Lines were dead or at best worked intermittently for days.
For others their lines were crossed entirely. And as the issues dragged on patience and tempers began to fray.
Imagine calling up the florist for a bouquet to mark a wedding anniversary only to get a confused auto mechanic. And vice versa, having a florist tell you they’ve got no idea when the car will be ready.
It’s cost businesses real money. A cost that is hard to quantify but no less real.
Florist Sharon Drew estimates it cost her about $1000 but she holds little hope she’ll be able to hold her telecommunications provider to account. Under fire she battled to remain graceful throughout it all.
Her thoughts quickly ran to the technicians who toiled to patch old technology with new and make it all talk.
“These guys are doing their absolute best and they’re only human,” she said.
And therein lies the rub.
As humans we expect things can and will go wrong. A vast majority will make concessions when faced with these setbacks when there is an explanation.
None of the businesses the Examiner spoke to had received anything of the sort.
That is the real failure in this sordid tale.
Even we – the team behind the website and newspaper – were left in the dark.
Affected businesses had to double down and work a way around the service disruption.
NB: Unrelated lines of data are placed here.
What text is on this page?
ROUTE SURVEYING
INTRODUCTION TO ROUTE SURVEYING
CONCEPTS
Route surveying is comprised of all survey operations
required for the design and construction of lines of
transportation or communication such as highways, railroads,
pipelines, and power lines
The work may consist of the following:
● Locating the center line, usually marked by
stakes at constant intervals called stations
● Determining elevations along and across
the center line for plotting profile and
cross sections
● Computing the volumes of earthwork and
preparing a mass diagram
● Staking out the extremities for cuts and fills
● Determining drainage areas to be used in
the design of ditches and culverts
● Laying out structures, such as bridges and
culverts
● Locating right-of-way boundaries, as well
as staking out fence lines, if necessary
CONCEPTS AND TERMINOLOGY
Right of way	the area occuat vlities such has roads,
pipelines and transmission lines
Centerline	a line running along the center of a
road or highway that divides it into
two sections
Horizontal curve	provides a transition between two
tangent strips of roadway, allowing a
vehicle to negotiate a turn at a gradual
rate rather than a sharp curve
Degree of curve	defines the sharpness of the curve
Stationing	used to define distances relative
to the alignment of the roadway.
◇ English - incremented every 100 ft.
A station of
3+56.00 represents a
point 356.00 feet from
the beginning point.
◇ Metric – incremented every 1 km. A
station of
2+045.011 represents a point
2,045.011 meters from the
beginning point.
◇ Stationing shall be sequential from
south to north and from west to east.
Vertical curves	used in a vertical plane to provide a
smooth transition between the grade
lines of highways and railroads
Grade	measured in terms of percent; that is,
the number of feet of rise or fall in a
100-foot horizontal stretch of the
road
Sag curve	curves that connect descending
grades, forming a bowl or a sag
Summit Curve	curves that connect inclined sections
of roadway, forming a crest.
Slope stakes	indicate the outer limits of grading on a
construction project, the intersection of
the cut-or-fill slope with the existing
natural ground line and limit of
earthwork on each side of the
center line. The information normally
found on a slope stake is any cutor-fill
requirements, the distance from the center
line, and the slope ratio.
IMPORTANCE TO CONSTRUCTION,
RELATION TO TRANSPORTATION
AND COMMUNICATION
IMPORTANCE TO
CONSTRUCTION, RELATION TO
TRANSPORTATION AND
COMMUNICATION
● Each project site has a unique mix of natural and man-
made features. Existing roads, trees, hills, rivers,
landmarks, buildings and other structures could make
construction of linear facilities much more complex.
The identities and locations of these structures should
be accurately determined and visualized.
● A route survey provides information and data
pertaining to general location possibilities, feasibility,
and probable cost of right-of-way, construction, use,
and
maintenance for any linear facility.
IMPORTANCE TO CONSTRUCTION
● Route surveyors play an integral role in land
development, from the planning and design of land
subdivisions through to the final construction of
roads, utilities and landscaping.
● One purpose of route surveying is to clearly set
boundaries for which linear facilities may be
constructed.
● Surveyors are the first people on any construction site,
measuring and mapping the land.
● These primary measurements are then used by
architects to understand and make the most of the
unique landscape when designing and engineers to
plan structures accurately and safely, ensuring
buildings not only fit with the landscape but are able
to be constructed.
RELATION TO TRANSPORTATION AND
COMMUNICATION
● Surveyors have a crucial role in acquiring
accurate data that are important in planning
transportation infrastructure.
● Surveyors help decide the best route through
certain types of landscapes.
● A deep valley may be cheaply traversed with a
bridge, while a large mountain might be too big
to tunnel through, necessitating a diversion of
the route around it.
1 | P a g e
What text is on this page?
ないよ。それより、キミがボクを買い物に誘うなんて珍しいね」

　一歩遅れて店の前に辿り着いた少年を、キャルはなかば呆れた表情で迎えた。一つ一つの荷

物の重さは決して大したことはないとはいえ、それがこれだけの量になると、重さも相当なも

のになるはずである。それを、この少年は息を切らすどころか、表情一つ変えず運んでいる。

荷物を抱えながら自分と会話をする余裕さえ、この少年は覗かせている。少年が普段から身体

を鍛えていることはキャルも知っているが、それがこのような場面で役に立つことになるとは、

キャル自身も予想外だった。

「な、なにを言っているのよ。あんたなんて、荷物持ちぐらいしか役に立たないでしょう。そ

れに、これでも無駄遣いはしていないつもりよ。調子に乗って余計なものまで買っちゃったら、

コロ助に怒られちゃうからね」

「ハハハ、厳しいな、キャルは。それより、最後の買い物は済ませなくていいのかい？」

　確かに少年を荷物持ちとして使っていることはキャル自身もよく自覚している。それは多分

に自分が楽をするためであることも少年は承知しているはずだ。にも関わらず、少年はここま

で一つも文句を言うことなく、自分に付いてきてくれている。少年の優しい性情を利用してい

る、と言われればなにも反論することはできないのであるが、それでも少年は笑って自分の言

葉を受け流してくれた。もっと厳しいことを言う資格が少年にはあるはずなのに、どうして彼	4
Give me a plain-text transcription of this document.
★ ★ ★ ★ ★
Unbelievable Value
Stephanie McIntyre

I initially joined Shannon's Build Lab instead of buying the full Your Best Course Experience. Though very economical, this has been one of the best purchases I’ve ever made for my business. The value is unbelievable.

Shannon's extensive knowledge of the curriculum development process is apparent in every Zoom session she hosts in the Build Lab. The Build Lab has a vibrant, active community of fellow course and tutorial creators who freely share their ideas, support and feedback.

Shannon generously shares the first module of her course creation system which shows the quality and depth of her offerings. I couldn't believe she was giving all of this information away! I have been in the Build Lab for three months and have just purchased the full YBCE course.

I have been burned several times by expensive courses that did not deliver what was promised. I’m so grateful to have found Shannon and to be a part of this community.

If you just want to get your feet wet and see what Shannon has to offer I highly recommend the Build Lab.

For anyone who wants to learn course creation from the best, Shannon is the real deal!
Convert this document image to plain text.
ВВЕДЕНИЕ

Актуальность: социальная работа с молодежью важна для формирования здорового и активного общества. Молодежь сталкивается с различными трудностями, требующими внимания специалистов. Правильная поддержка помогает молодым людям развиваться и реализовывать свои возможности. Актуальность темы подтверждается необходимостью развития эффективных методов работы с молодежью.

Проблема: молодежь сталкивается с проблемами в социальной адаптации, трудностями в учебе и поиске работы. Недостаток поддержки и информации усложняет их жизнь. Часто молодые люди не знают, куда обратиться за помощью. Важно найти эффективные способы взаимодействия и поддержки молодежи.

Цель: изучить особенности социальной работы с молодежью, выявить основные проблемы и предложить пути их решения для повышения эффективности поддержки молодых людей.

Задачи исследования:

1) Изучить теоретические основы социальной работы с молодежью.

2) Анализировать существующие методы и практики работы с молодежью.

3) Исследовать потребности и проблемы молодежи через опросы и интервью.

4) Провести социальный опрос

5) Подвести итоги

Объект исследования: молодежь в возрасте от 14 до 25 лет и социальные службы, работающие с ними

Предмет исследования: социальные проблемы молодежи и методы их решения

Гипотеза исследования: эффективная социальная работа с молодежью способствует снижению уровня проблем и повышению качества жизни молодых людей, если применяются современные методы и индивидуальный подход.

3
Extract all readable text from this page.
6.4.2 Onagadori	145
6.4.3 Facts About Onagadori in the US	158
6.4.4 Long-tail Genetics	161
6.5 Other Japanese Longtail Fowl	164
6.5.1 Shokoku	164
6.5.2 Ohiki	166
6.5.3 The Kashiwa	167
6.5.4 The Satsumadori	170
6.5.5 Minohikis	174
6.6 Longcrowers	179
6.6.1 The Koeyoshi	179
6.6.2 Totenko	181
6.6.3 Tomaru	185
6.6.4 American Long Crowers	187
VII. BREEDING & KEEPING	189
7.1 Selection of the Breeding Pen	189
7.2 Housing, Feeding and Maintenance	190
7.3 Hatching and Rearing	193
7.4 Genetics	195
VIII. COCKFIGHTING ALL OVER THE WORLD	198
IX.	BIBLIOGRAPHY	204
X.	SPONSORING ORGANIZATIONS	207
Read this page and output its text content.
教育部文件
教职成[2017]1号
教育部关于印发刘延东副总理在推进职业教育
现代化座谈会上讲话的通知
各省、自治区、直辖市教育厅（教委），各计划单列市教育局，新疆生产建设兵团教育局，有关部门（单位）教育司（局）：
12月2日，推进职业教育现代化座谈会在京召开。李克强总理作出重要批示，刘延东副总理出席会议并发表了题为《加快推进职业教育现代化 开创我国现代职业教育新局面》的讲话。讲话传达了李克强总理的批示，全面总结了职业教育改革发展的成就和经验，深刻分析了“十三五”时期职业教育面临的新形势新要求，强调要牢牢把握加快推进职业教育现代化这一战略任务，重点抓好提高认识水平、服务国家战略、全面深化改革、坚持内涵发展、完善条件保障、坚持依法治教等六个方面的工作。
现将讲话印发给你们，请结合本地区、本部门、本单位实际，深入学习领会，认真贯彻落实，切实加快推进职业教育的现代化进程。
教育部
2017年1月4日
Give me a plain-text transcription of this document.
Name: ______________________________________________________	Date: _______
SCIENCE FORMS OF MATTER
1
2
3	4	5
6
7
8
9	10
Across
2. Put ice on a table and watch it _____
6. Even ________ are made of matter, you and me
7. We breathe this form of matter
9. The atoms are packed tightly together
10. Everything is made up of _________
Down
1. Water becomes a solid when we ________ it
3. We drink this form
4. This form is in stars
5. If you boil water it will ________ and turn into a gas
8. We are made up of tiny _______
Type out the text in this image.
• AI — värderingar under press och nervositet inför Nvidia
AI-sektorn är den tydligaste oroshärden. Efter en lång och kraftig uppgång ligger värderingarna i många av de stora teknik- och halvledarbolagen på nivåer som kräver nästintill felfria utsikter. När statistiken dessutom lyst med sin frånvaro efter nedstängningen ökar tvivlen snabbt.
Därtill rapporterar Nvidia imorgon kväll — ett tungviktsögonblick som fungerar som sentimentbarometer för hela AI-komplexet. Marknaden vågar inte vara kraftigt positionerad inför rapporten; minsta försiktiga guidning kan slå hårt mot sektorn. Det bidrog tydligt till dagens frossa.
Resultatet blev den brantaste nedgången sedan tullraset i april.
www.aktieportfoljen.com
Our own editorial and advertising teams to their credit managed to complete the work, largely over the mobile network.
That brings us to Optus mobile customer Bonnie Baker.
In what appears to be an unrelated fault her phone number started to pop up on other people’s texts. It looked for all the world like she had been stalking another mum’s daughter, and another’s husband.
As you can imagine this caused some very tense phone calls. The messages flooded back to her asking her to explain.
Eventually she just had to turn it off.
These extraordinary tales serve as a painful reminder how much we rely on telecommunications everyday.
So long as it works, it truly is a modern miracle. Hopefully these gremlins have been put to rest now and business can resume.